From the checkpoint they filed across the car park of a vehicle depot. On the other side was a low, wide building faced with grubby white plastic – a medical centre.

‘I’m really not looking forward to this,’ said one of the blokes who’d arrived with Luke, an overweight guy, pale and stubbly. ‘It’s gotta be the worst thing.’

‘What is it?’ Luke asked.

‘Didn’t you read the booklet?’ the man said. ‘Blimey, don’t you know nothing about this place, kiddo?’

‘I’m not supposed to be here,’ Luke muttered, realizing not quite in time that this wasn’t the best thing to say.

‘That’s right,’ said Kessler, who was there again, his baton prodding Luke forward. ‘Hadley E-1031 here thinks he’s too good for the likes of you. He thinks he should be down south, mixing with his Equals. He thinks there’s been a mistake.’

He mimicked Luke’s words, making them sound prissy and girlish, and the pasty guy laughed, all sympathy gone.

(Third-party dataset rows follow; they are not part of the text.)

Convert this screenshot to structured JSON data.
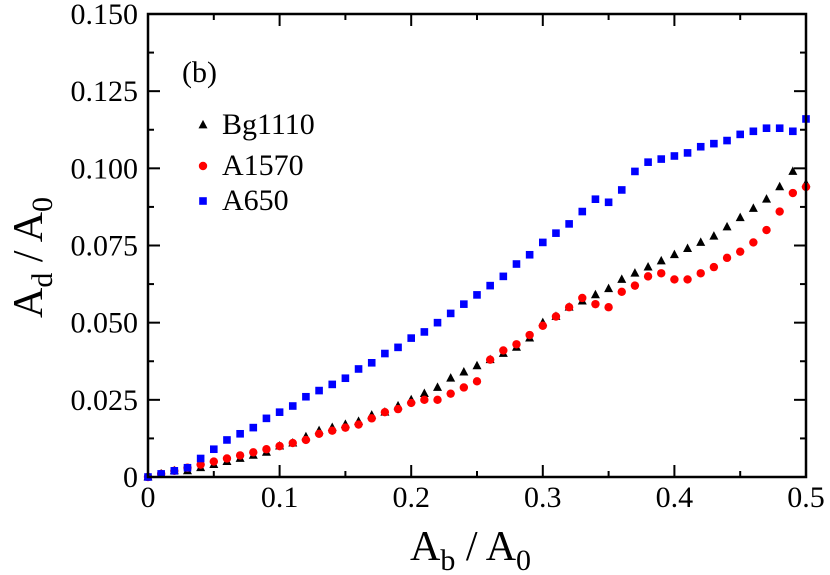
{
  "chart_data": {
    "type": "scatter",
    "panel_label": "(b)",
    "xlabel": {
      "main": "A",
      "sub": "b",
      "sep": " / ",
      "main2": "A",
      "sub2": "0"
    },
    "ylabel": {
      "main": "A",
      "sub": "d",
      "sep": " / ",
      "main2": "A",
      "sub2": "0"
    },
    "xlim": [
      0,
      0.5
    ],
    "ylim": [
      0,
      0.15
    ],
    "x_ticks": [
      0,
      0.1,
      0.2,
      0.3,
      0.4,
      0.5
    ],
    "x_tick_labels": [
      "0",
      "0.1",
      "0.2",
      "0.3",
      "0.4",
      "0.5"
    ],
    "y_ticks": [
      0,
      0.025,
      0.05,
      0.075,
      0.1,
      0.125,
      0.15
    ],
    "y_tick_labels": [
      "0",
      "0.025",
      "0.050",
      "0.075",
      "0.100",
      "0.125",
      "0.150"
    ],
    "grid": false,
    "legend_position": "upper-left",
    "series": [
      {
        "name": "Bg1110",
        "marker": "triangle",
        "color": "#000000",
        "x": [
          0.0,
          0.01,
          0.02,
          0.03,
          0.04,
          0.05,
          0.06,
          0.07,
          0.08,
          0.09,
          0.1,
          0.11,
          0.12,
          0.13,
          0.14,
          0.15,
          0.16,
          0.17,
          0.18,
          0.19,
          0.2,
          0.21,
          0.22,
          0.23,
          0.24,
          0.25,
          0.26,
          0.27,
          0.28,
          0.29,
          0.3,
          0.31,
          0.32,
          0.33,
          0.34,
          0.35,
          0.36,
          0.37,
          0.38,
          0.39,
          0.4,
          0.41,
          0.42,
          0.43,
          0.44,
          0.45,
          0.46,
          0.47,
          0.48,
          0.49,
          0.5
        ],
        "y": [
          0.0,
          0.001,
          0.002,
          0.002,
          0.003,
          0.004,
          0.005,
          0.006,
          0.007,
          0.008,
          0.01,
          0.011,
          0.013,
          0.015,
          0.016,
          0.017,
          0.018,
          0.02,
          0.021,
          0.023,
          0.025,
          0.027,
          0.029,
          0.032,
          0.034,
          0.036,
          0.038,
          0.04,
          0.042,
          0.045,
          0.05,
          0.052,
          0.055,
          0.057,
          0.059,
          0.061,
          0.064,
          0.066,
          0.068,
          0.07,
          0.072,
          0.074,
          0.076,
          0.078,
          0.081,
          0.084,
          0.087,
          0.09,
          0.094,
          0.099,
          0.095
        ]
      },
      {
        "name": "A1570",
        "marker": "circle",
        "color": "#ff0000",
        "x": [
          0.0,
          0.01,
          0.02,
          0.03,
          0.04,
          0.05,
          0.06,
          0.07,
          0.08,
          0.09,
          0.1,
          0.11,
          0.12,
          0.13,
          0.14,
          0.15,
          0.16,
          0.17,
          0.18,
          0.19,
          0.2,
          0.21,
          0.22,
          0.23,
          0.24,
          0.25,
          0.26,
          0.27,
          0.28,
          0.29,
          0.3,
          0.31,
          0.32,
          0.33,
          0.34,
          0.35,
          0.36,
          0.37,
          0.38,
          0.39,
          0.4,
          0.41,
          0.42,
          0.43,
          0.44,
          0.45,
          0.46,
          0.47,
          0.48,
          0.49,
          0.5
        ],
        "y": [
          0.0,
          0.001,
          0.002,
          0.003,
          0.004,
          0.005,
          0.006,
          0.007,
          0.008,
          0.009,
          0.01,
          0.011,
          0.012,
          0.014,
          0.015,
          0.016,
          0.017,
          0.019,
          0.021,
          0.022,
          0.024,
          0.025,
          0.025,
          0.027,
          0.029,
          0.031,
          0.038,
          0.041,
          0.043,
          0.046,
          0.049,
          0.052,
          0.055,
          0.058,
          0.056,
          0.055,
          0.06,
          0.062,
          0.065,
          0.066,
          0.064,
          0.064,
          0.066,
          0.068,
          0.071,
          0.073,
          0.076,
          0.08,
          0.086,
          0.092,
          0.094
        ]
      },
      {
        "name": "A650",
        "marker": "square",
        "color": "#0000ff",
        "x": [
          0.0,
          0.01,
          0.02,
          0.03,
          0.04,
          0.05,
          0.06,
          0.07,
          0.08,
          0.09,
          0.1,
          0.11,
          0.12,
          0.13,
          0.14,
          0.15,
          0.16,
          0.17,
          0.18,
          0.19,
          0.2,
          0.21,
          0.22,
          0.23,
          0.24,
          0.25,
          0.26,
          0.27,
          0.28,
          0.29,
          0.3,
          0.31,
          0.32,
          0.33,
          0.34,
          0.35,
          0.36,
          0.37,
          0.38,
          0.39,
          0.4,
          0.41,
          0.42,
          0.43,
          0.44,
          0.45,
          0.46,
          0.47,
          0.48,
          0.49,
          0.5
        ],
        "y": [
          0.0,
          0.001,
          0.002,
          0.003,
          0.006,
          0.009,
          0.012,
          0.014,
          0.016,
          0.019,
          0.021,
          0.023,
          0.026,
          0.028,
          0.03,
          0.032,
          0.035,
          0.037,
          0.04,
          0.042,
          0.045,
          0.047,
          0.05,
          0.053,
          0.056,
          0.059,
          0.062,
          0.065,
          0.069,
          0.072,
          0.076,
          0.079,
          0.082,
          0.086,
          0.09,
          0.089,
          0.093,
          0.099,
          0.102,
          0.103,
          0.104,
          0.105,
          0.107,
          0.108,
          0.109,
          0.111,
          0.112,
          0.113,
          0.113,
          0.112,
          0.116
        ]
      }
    ]
  }
}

The ‘worst thing’ was pretty sick-making, but Luke already had a hunch that Millmoor would throw a few things his way to rival it. A nurse rolled up his sleeve, prodded the skin of his forearm, then picked up what looked like a staple gun. Except it didn’t shoot out just one needle, but stabbed a dozen of them deep into Luke’s flesh. When the device lifted away, there was a neat matrix of welling blood. Kessler wasn’t around, so Luke risked a question.